All in all it was a very scenic trip, with pretty waterfalls along both Deer Creek and the Kaweah East Fork, a really nice view of the grove coming in on the trail across the ravine, and lots of decently large sequoias, though none of record-breaking volume. It was very quiet since the access is presently limited and late enough in the season that the pesky mosquitos were not really swarming. Add to that a nice cabin to sleep in, and what more could you ask for?
Specs shown below on some of the larger trees that i measured over the long weekend:
Hockett Trail Tree Base circumference: 66' DBH: 15.9' Height: 227' Volume: 19,179 Cubic Feet
Past Hockett Trail Tree, below trail Base circumference: 69' DBH: 15.6' Height: 240' Volume: 20,284 Cubic Feet
Largest live one i measured in Deer Creek Base circumference: 65' DBH: 16.8' Height: 225' Volume: 17,562 Cubic Feet
Below are some pics of the largest ones I saw in the grove:
Kaweah Beauty located up above the East Fork: 69 feet ground perimeter, 19.1 feet diameter level at high ground, 16.5 feet dbh, and 20,516 cubic feet volume, it was the largest tree i got measurements for. This one is a beautiful example of the species, with nice spiraling bark, only a small burn on the lower side of its base, and the typical soaring dead spire outreaching its topmost foliage by a dozen feet.
This upper Deer Creek area snag was once a very large tree, and you can see it from the trail far away while hiking in.

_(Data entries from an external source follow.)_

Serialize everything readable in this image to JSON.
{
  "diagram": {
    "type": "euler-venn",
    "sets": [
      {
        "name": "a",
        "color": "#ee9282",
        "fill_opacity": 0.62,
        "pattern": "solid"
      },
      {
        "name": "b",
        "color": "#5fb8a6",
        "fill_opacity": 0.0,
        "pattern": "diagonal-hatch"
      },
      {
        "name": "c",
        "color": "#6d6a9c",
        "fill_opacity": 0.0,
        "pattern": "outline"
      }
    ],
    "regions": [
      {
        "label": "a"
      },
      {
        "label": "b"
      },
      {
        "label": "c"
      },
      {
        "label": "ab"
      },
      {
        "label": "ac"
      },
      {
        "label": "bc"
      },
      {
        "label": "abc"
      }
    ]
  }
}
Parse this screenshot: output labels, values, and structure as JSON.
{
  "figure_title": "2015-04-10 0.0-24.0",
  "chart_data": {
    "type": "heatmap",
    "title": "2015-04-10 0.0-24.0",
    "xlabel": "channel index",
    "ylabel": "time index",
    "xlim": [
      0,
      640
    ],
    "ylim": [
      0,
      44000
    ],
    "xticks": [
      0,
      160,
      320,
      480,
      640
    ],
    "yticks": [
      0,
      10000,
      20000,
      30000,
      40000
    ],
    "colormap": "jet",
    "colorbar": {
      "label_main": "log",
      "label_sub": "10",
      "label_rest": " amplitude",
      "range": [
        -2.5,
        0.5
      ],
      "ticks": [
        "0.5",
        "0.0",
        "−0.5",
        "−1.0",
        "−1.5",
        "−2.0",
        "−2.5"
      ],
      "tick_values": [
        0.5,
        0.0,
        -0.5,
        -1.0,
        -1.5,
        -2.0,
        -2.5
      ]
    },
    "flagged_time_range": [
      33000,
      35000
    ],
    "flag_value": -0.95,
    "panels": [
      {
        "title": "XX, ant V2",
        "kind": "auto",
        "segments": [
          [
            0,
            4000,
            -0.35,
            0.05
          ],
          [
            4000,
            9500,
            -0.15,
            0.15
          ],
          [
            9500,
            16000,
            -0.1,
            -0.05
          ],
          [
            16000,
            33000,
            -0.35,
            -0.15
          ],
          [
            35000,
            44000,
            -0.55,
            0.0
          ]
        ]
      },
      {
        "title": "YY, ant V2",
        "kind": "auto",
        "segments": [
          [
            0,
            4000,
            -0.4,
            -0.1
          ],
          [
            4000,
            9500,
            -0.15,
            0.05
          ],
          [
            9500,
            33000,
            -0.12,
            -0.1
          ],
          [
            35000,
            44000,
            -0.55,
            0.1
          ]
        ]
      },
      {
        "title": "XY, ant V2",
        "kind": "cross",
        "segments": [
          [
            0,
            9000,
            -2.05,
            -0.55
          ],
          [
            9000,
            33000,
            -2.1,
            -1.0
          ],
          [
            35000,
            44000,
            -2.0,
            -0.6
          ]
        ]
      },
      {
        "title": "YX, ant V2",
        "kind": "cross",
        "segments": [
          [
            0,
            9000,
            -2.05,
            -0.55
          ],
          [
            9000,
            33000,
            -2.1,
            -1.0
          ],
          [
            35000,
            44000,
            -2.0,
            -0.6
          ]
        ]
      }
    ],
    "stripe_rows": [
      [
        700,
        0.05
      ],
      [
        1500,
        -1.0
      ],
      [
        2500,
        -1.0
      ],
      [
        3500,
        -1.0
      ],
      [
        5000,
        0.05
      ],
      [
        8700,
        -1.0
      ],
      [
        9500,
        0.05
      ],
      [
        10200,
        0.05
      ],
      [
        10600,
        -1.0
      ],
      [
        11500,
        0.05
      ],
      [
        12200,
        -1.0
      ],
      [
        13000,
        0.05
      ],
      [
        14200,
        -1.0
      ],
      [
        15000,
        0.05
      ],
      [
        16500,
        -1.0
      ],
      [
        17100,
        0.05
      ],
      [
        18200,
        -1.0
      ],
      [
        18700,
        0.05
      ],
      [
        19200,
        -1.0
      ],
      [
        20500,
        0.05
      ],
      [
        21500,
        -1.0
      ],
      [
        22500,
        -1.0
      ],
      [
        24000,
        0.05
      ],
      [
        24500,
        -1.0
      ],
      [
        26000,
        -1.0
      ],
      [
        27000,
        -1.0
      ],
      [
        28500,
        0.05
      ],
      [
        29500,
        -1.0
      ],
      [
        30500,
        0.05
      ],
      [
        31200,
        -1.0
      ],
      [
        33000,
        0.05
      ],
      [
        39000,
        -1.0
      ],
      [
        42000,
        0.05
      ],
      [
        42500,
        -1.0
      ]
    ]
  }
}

Now there is not much left of it.
The largest tree actually on the Hockett Trail, and some other various large sequoias in the grove including the ones listed in the specs above.
Very foggy, but a great grove.
Two pics below of the East Fork of the Kaweah. The third one is of Deer Creek.
The Touchdown Jesus (on the left) and a couple of his neighbors in Atwell as seen from over a mile away across the Kaweah River while I was hiking in the East Fork grove.